Knowledge gained from cohort studies has dramatically advanced both public and precision health. The All of Us Research Program seeks to enroll 1 million diverse participants who share multiple ...sources of data, providing unique opportunities for research. It is important to understand the phenomic profiles of its participants to conduct research in this cohort.
More than 280 000 participants have shared their electronic health records (EHRs) in the All of Us Research Program. We aim to understand the phenomic profiles of this cohort through comparisons with those in the US general population and a well-established nation-wide cohort, UK Biobank, and to test whether association results of selected commonly studied diseases in the All of Us cohort were comparable to those in UK Biobank.
We included participants with EHRs in All of Us and participants with health records from UK Biobank. The estimates of prevalence of diseases in the US general population were obtained from the Global Burden of Diseases (GBD) study. We conducted phenome-wide association studies (PheWAS) of 9 commonly studied diseases in both cohorts.

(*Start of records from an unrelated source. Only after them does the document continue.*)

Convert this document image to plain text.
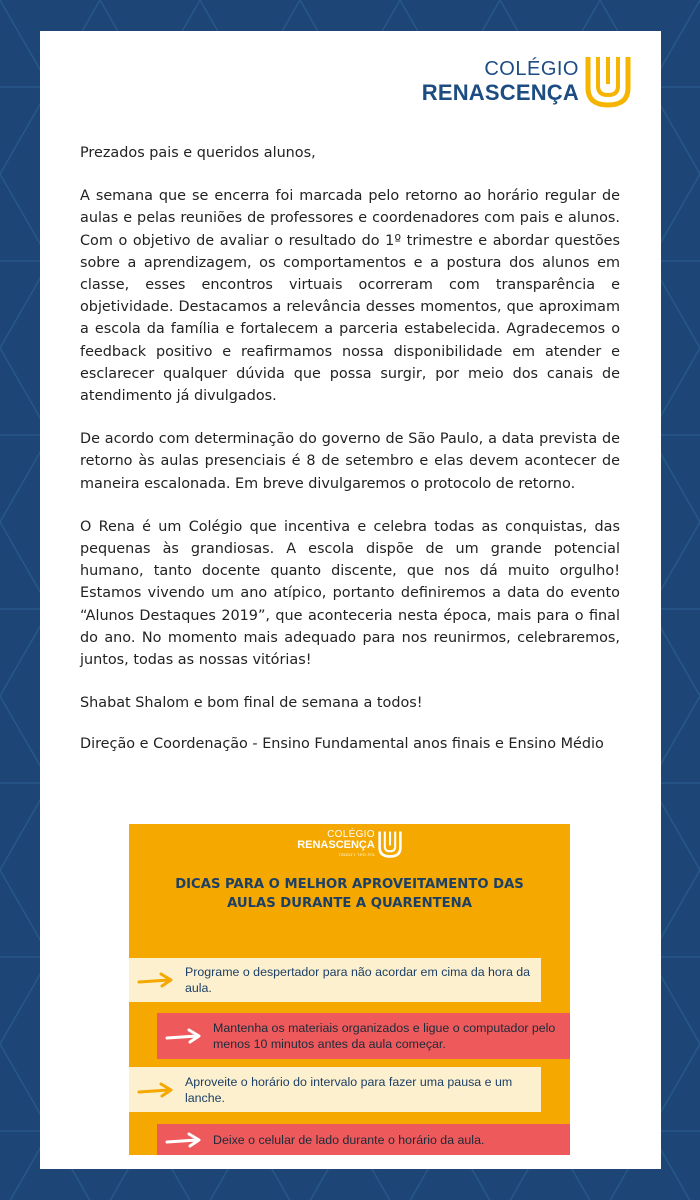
COLÉGIO
RENASCENÇA

Prezados pais e queridos alunos,

A semana que se encerra foi marcada pelo retorno ao horário regular de aulas e pelas reuniões de professores e coordenadores com pais e alunos. Com o objetivo de avaliar o resultado do 1º trimestre e abordar questões sobre a aprendizagem, os comportamentos e a postura dos alunos em classe, esses encontros virtuais ocorreram com transparência e objetividade. Destacamos a relevância desses momentos, que aproximam a escola da família e fortalecem a parceria estabelecida. Agradecemos o feedback positivo e reafirmamos nossa disponibilidade em atender e esclarecer qualquer dúvida que possa surgir, por meio dos canais de atendimento já divulgados.

De acordo com determinação do governo de São Paulo, a data prevista de retorno às aulas presenciais é 8 de setembro e elas devem acontecer de maneira escalonada. Em breve divulgaremos o protocolo de retorno.

O Rena é um Colégio que incentiva e celebra todas as conquistas, das pequenas às grandiosas. A escola dispõe de um grande potencial humano, tanto docente quanto discente, que nos dá muito orgulho! Estamos vivendo um ano atípico, portanto definiremos a data do evento “Alunos Destaques 2019”, que aconteceria nesta época, mais para o final do ano. No momento mais adequado para nos reunirmos, celebraremos, juntos, todas as nossas vitórias!

Shabat Shalom e bom final de semana a todos!

Direção e Coordenação - Ensino Fundamental anos finais e Ensino Médio

COLÉGIO
RENASCENÇA
בית ספר רנסנסה
DICAS PARA O MELHOR APROVEITAMENTO DAS
AULAS DURANTE A QUARENTENA
Programe o despertador para não acordar em cima da hora da aula.
Mantenha os materiais organizados e ligue o computador pelo menos 10 minutos antes da aula começar.
Aproveite o horário do intervalo para fazer uma pausa e um lanche.
Deixe o celular de lado durante o horário da aula.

This study included 287 012 participants from the All of Us EHR cohort and 502 477 participants from the UK Biobank. A total of 314 diseases curated by the GBD were evaluated in All of Us, 80.9% (N = 254) of which were more common in All of Us than in the US general population prevalence ratio (PR) >1.1, P < 2 × 10-5. Among 2515 diseases and phenotypes evaluated in both All of Us and UK Biobank, 85.6% (N = 2152) were more common in All of Us (PR >1.1, P < 2 × 10-5). The Pearson correlation coefficients of effect sizes from PheWAS between All of Us and UK Biobank were 0.61, 0.50, 0.60, 0.57, 0.40, 0.53, 0.46, 0.47, and 0.24 for ischemic heart diseases, lung cancer, chronic obstructive pulmonary disease, dementia, colorectal cancer, lower back pain, multiple sclerosis, lupus, and cystic fibrosis, respectively.
Despite the differences in prevalence of diseases in All of Us compared to the US general population or the UK Biobank, our study supports that All of Us can facilitate rapid investigation of a broad range of diseases.
Most diseases were more common in All of Us than in the general US population or the UK Biobank. Results of disease-disease association tests from All of Us are comparable to those estimated in another well-studied national cohort.